Slapped in the face with my Gay reality:

I am a friend of Dorothy. 

If you don’t get that ‘Wizard of Oz’ reference, chances are you either haven’t seen the Judy Garland classic, or you didn’t realize the ‘Tin Man’ was a raging homosexual. Living in what can only be described as hell, I was so closed off from the world that I didn’t even realize (until I hit a certain age of course) that being gay was even a possibility. As far as I was concerned, there was no such thing, and playing fashion parade or Chorus Line with my cousins Barbies was completely normal. It wasn’t until I was fourteen that I got slapped in the face with my gay reality. Ironically, I was sitting in the change rooms at school after football practice,when my best-friend at the time went to get changed into his favourite ugly shirt. As I had just begun to admire the delicious contours of his muscles, seeing that hideous piece of cloth prompted my mouth to open up, and before I knew it, the words

“Dude, that colour does nothing for your skin tone, and the fit is completely wrong”

tumbled out. There was silence in the change room. Feeling my insides fall apart, I calmly crammed my footy jacket into my bag and declared with feigned confidence and tranquillity: “Well, its true.” , and I got the hell out of there. To be honest, it wasn’t the fact that I was outraged by his terrible attire. I was getting out of there to hide my uncontrollable erection that was poking though my footy shorts. I mean it was a hideous shirt, but the sight of this muscular god was causing more problems in my pants rather than the issue of the fashion crime. And thats when it hit me like a cold shower. It now made so much sense why I never found fart jokes funny and why ‘Two-Girls One Cup’ had revolted me more that the others. I had the hots for my mate.
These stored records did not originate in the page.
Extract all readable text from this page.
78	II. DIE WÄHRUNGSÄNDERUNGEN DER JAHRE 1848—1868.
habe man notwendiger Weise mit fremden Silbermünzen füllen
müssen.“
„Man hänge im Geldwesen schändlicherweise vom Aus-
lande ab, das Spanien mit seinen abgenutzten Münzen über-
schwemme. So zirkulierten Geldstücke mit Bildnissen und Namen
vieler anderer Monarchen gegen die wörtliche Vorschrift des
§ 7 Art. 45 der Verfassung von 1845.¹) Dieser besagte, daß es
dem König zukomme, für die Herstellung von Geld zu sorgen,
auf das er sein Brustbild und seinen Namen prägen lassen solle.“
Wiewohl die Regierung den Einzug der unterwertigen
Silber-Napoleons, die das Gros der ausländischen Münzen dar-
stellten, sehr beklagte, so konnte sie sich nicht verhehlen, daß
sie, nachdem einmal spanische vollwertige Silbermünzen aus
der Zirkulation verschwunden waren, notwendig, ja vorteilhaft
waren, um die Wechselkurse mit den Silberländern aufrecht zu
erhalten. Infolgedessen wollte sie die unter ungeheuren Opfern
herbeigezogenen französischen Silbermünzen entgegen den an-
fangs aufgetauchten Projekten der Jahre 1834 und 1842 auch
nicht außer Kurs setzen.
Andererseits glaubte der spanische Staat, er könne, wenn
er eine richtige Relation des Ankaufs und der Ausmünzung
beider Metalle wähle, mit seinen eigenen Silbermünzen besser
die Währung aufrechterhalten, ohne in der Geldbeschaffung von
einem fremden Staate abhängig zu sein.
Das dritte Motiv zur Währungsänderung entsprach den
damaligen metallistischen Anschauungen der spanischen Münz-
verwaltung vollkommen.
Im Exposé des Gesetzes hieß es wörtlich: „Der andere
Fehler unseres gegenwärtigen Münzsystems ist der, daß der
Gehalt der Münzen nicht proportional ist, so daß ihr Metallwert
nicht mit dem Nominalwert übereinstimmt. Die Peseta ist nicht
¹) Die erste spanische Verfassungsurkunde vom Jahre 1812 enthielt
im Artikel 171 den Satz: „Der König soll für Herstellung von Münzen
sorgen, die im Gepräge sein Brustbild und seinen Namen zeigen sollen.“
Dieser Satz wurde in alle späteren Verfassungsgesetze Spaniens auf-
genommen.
So I did what I had to do; for my high school days I ‘straightened up’. At one stage I even convinced myself that I could be remotely interested in vagina and I can tell you, that phase didn’t last long. Luckily I had my best friend Olivia, she ended up being the first person I told about my uncontrollable love with Harry Potter actor ‘Daniel Radcliffe’ and luckily for me she was totally okay with it. She was more of a red-head fan so we didn’t have to battle over which one of us would Daniel marry. Liv was the only person I could talk to about boys or fashion and she’d talk to me about her family problems. As I got older I got better at hiding my ‘fabulous’ qualities, I used to think of myself as an actor that was playing a character, and this character was straight. I should have won an Oscar for my performance because I had the whole town convinced. The problem with this character is that I had to play him all day and everyday. The last year has been the most difficult, there have been times that I’ve just wanted to scream and shout out to the world “I’m gay and why do you give a shit?” But I knew that if it became public it would devastate my family, being the only son; it would kill my father. My folks might not have been the best at dealing with me, (How could they not know? I asked  for pink shoes on my fifth birthday) but I couldn’t bare to put them though this all because I like guys. I wish it wasn’t like this, I wish it didn’t matter but in the ‘small country town’ it does.

Now living in Melbourne, I finally feel like I belong. Before I moved here, I never met another gay man. But now I feel like every second guy I meet likes ‘Ikea’ as much as I do and I don’t think I’ve ever been so happy.

I’m now excited for tomorrow, and it’s the greatest feeling.